The pent up frustration was excellent motivation to head to the gym and that I did. Back on the spinning bike to get the bike feel for 50 minutes in total. 5 minute warm-up, 4 10 minute sets comprising a 5 minute 'flat' on a fairly hard gear and then a 3 minute 'uphill' (for those of you who read this regularly its my equivalent of being out of the saddle pushing fairly hard at high(ish) resistance - since I haven't been out on a bike I don't really know what a hill will feel like) and 2 minute recovery. All this was followed by a 5 minute cool-down and a nice long stretch.

For the first time I tried one of the SIS Go Gels during the cycle. I can't say that I felt much of a difference though it probably did help. The most important thing is for me to get more comfortable with consuming these things ... they're not easy to feed on one-handed, and the fact that they didn't (or at least haven't yet) upset my stomach or give me a stitch etc.
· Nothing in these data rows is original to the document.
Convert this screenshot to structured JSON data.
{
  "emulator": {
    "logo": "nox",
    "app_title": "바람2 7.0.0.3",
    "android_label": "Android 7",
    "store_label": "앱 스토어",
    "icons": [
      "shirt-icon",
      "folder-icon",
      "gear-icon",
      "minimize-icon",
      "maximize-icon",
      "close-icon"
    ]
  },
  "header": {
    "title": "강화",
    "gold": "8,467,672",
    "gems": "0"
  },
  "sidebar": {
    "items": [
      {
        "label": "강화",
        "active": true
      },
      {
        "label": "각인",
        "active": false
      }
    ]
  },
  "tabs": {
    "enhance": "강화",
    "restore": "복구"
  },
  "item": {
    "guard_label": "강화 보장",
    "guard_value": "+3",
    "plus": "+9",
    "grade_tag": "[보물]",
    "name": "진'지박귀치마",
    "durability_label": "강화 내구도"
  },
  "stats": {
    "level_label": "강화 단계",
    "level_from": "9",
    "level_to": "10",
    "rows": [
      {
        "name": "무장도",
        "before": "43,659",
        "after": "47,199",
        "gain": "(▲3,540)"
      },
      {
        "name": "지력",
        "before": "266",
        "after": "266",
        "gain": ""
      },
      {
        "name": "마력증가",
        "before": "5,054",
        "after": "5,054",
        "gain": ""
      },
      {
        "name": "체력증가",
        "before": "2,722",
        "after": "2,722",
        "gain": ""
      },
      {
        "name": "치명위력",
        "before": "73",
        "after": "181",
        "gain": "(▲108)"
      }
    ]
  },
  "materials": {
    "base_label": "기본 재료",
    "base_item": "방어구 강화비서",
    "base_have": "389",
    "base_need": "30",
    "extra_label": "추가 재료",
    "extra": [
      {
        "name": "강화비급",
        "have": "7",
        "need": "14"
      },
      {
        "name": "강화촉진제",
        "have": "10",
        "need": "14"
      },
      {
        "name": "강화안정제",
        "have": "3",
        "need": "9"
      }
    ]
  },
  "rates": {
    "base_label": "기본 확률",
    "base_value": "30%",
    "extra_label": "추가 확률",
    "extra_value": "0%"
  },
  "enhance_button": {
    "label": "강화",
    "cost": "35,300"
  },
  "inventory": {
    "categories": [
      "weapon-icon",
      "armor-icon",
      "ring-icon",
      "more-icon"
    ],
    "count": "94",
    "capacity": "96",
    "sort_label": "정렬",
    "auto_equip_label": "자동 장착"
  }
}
On further news ... I today received my UNICEF fundraising package which also contains the T-Shirt I'll be wearing over my Tri-Suit during the race. I know it'll take time to put on in transition and all that but I am going to be participating for a cause and I want that to be very clear, so come race day, I WILL be wearin my UNICEF t-shirt for the bike ride and the run - the cause and the children more than deserve the extra few seconds its going to take to put that T-shirt on.

I hope and pray that my foot doesn't react badly to the training this evening and that I wake up better. I've strayed from my programme long enough, its time to get back on track and I need my foot to co-operate!